Health problems due to polluted water sources
Our stove, with its smoke removal capacity, does a great deal to save the 25 per 1000 who would otherwise die of lung disease. But there are additional health issues we see in our Project villages. The health officials there tell us that 35 children out of 1000 die before the age of five from waterborne disease.
The prevention of waterborne diseases lies in getting the pathogens out of the locally-sourced water. Rural women, such as the Maasai, bring this water home to their families. Maasai water sources are very dirty. There are no wells. Nearly all water is collected from shallow ponds that fill the depressions that the people themselves or the government has dug out for catching rain. These ponds are polluted even where the people have been careful to keep livestock away.

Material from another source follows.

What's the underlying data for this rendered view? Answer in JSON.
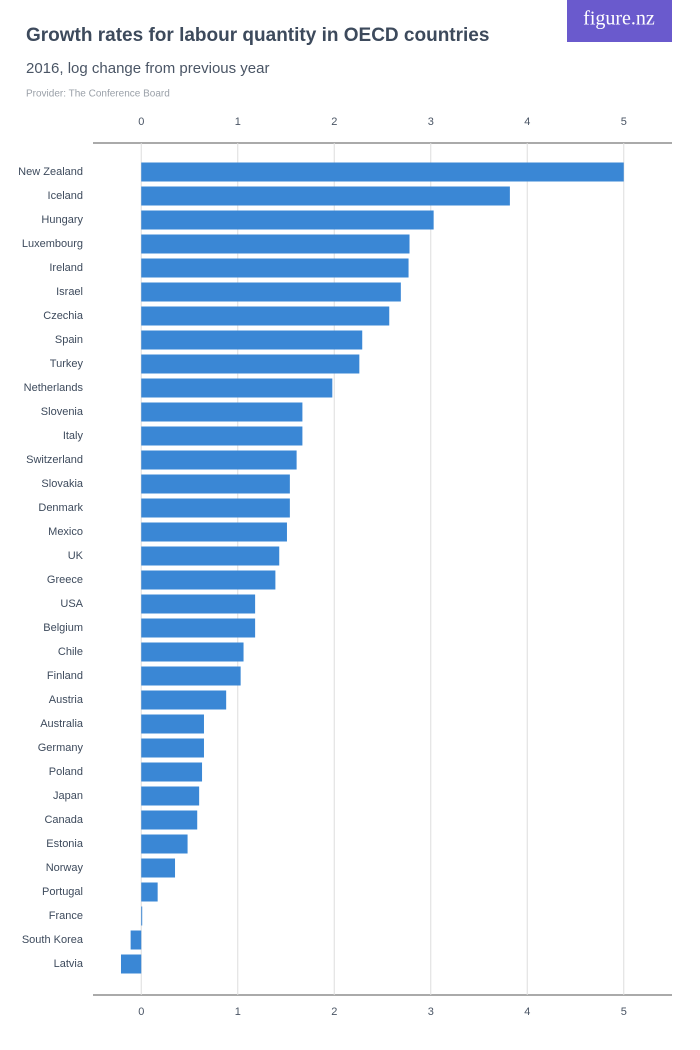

The Project launched water pilot work in three areas, with very successful results. Read about our approach to safe water
Health problems due to smoke
Nearly all Maasai mothers have a sick child with respiratory stress. The Maasai associate smaller infant birth weight with enhanced survival rates. Therefore, women are not fed their normal diet during the last months of pregnancy, in the attempt to reduce the weight of the newborn. After birth, the mother and her new baby are restricted to living indoors. The smoke-filled home is particularly damaging for the underweight infants.
In addition to respiratory disease caused by particulates, there is the problem of carbon monoxide poisoning. Carbon monoxide at high enough doses causes the symptoms and stress on the body of severe anemia, because it inhibits the capacity of the blood to carry oxygen around the body. Our stoves allow for these improvements in health:
- Reduction of the polluting particulate level from cooking smoke by 90 percent, alleviating chronic coughing and head congestion, primarily in women and children
- Reduction of carbon monoxide levels in the home by 90 percent, eliminating low-level poisoning
- Eliminates the danger of burns to toddlers caused by open cooking fires in their homes
Our measurements of the carbon monoxide levels in the homes with traditional open three-stone fires, showed the shocking result that many Maasai were living right at the level of poisoning where symptoms begin to show.